Indeed, I'm really not sure that we disagree here though Dan, that's why I wrote above that 'so much of philosophy is convoluted'.  I mean, after I read Lila I now have a beautiful metaphysical framework from which to see things and I do find that it can bring clarity to some very ugly writing.  But I agree, a lot of the time the process of doing that can be very tedious and not very rewarding..

> We all know Quality when we see it. However, when I read my own
> writings I cannot seem to gauge rightfully whether or not it is
> good... sometimes I think it might be the best stuff I've ever
> written... other times I am quite sure it is complete and utter trash.
> Hopefully it falls somewhere in between.
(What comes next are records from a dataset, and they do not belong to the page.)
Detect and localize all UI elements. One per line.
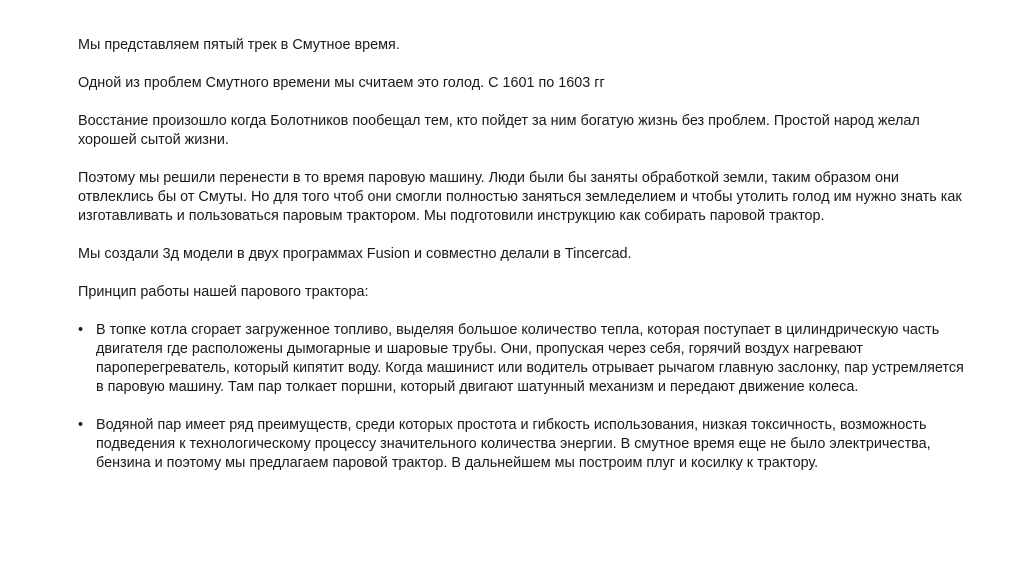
principle-bullet-list [78,321,968,473]
bullet-icon: • [78,322,84,338]
famine-paragraph: Одной из проблем Смутного времени мы считаем это голод. С 1601 по 1603 гг [78,75,605,91]
bullet-icon: • [78,417,84,433]
principle-heading: Принцип работы нашей парового трактора: [78,284,369,300]
steam-machine-paragraph: Поэтому мы решили перенести в то время паровую машину. Люди были бы заняты обработкой земли, таким образом они отвлеклись бы от Смуты. Но для того чтоб они смогли полностью заняться земледелием и чтобы утолить голод им нужно знать как изготавливать и пользоваться паровым трактором. Мы подготовили инструкцию как собирать паровой трактор. [78,170,962,224]
list-item [78,416,968,473]
3d-models-paragraph: Мы создали 3д модели в двух программах Fusion и совместно делали в Tincercad. [78,246,632,262]
intro-paragraph: Мы представляем пятый трек в Смутное время. [78,37,400,53]
bullet-text: Водяной пар имеет ряд преимуществ, среди которых простота и гибкость использования, низкая токсичность, возможность подведения к технологическому процессу значительного количества энергии. В смутное время еще не было электричества, бензина и поэтому мы предлагаем паровой трактор. В дальнейшем мы построим плуг и косилку к трактору. [96,417,931,471]
uprising-paragraph: Восстание произошло когда Болотников пообещал тем, кто пойдет за ним богатую жизнь без проблем. Простой народ желал хорошей сытой жизни. [78,113,920,148]
bullet-text: В топке котла сгорает загруженное топливо, выделяя большое количество тепла, которая поступает в цилиндрическую часть двигателя где расположены дымогарные и шаровые трубы. Они, пропуская через себя, горячий воздух нагревают пароперегреватель, который кипятит воду. Когда машинист или водитель отрывает рычагом главную заслонку, пар устремляется в паровую машину. Там пар толкает поршни, который двигают шатунный механизм и передают движение колеса. [96,322,964,395]
slide-body [78,36,968,492]
list-item [78,321,968,397]
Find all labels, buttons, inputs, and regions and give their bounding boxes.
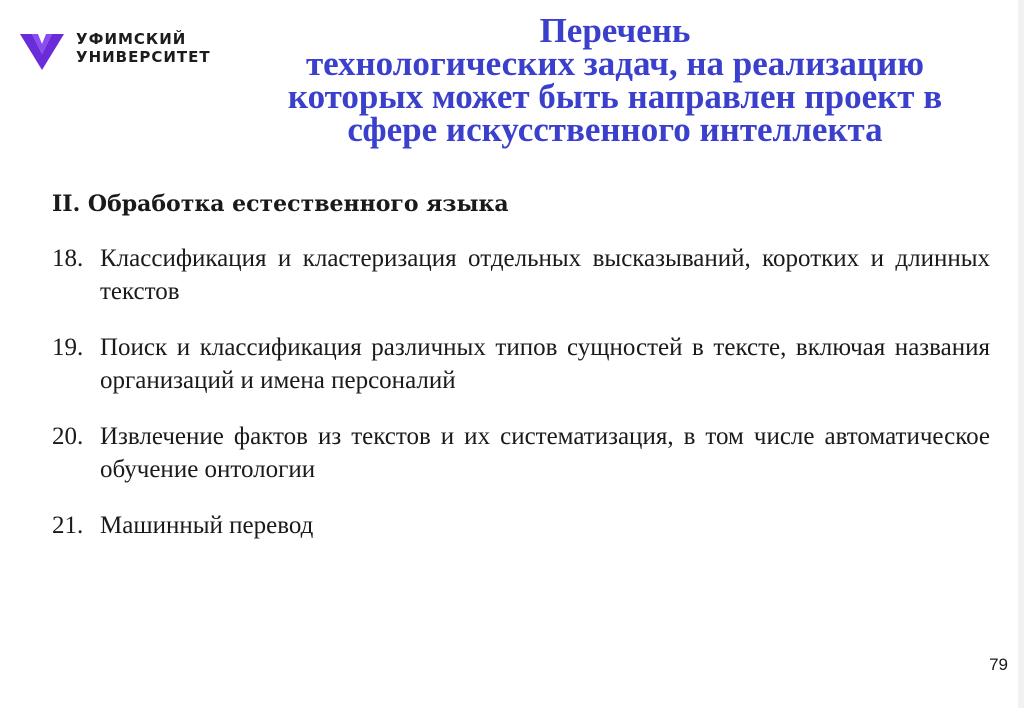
item-text: Извлечение фактов из текстов и их систематизация, в том числе автоматическое обучение онтологии (100, 423, 990, 483)
item-number: 18. (52, 245, 84, 272)
item-number: 20. (52, 423, 84, 450)
list-item (52, 331, 990, 397)
university-logo (18, 24, 211, 72)
logo-line-1: УФИМСКИЙ (76, 30, 187, 48)
item-number: 21. (52, 512, 84, 539)
list-item (52, 509, 990, 542)
section-heading: II. Обработка естественного языка (52, 191, 509, 217)
title-line-4: сфере искусственного интеллекта (347, 110, 883, 149)
slide-title (200, 11, 1024, 149)
item-number: 19. (52, 334, 84, 361)
logo-line-2: УНИВЕРСИТЕТ (76, 48, 211, 66)
item-text: Машинный перевод (100, 512, 314, 539)
list-item (52, 242, 990, 308)
item-text: Поиск и классификация различных типов сущностей в тексте, включая названия организаций и имена персоналий (100, 334, 990, 394)
title-line-1: Перечень (539, 11, 691, 50)
page-number: 79 (989, 655, 1008, 674)
item-text: Классификация и кластеризация отдельных высказываний, коротких и длинных текстов (100, 245, 990, 305)
list-item (52, 420, 990, 486)
title-line-3: которых может быть направлен проект в (287, 77, 943, 116)
logo-text (76, 30, 211, 66)
ufa-university-logo-icon (18, 24, 66, 72)
title-line-2: технологических задач, на реализацию (305, 44, 925, 83)
task-list (52, 242, 990, 565)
Yeah.  You sound like Pirsig here.  I think he was of the same opinion that some days he'd happily get rid of a lot of what he'd written but he holds onto it for another day - just to be sure that it's not simply the mood that he was in..

> I just talked to a fellow tonight who said he hated ZMM... he thought
> how he'd been tricked into buying the book because it had little to
> say about zen or motorcycle maintenance and he told me that he thought
> the author was too full of himself. I replied that he would have to
> know the man better before rightfully making that assumption. But I
> doubt I swayed his feelings toward the book.
> 
> I think each one of us draw upon our own individual life experiences
> any time we read a book, or write one, for that matter. I do know that
> I have never felt bored reading ZMM or Lila. But then again, I am
> rarely bored with anything in life. I guess I have a long ways to go
> before mastering it!

Rarely bored with anything? I encourage you, if you don't already, to simply sit on a cushion in a quiet room. Or better yet, go to a meditation retreat.  It - gets - so - boring.  But,  "In nothingness there is great working" : - )

As always, nice discussing with you Dan.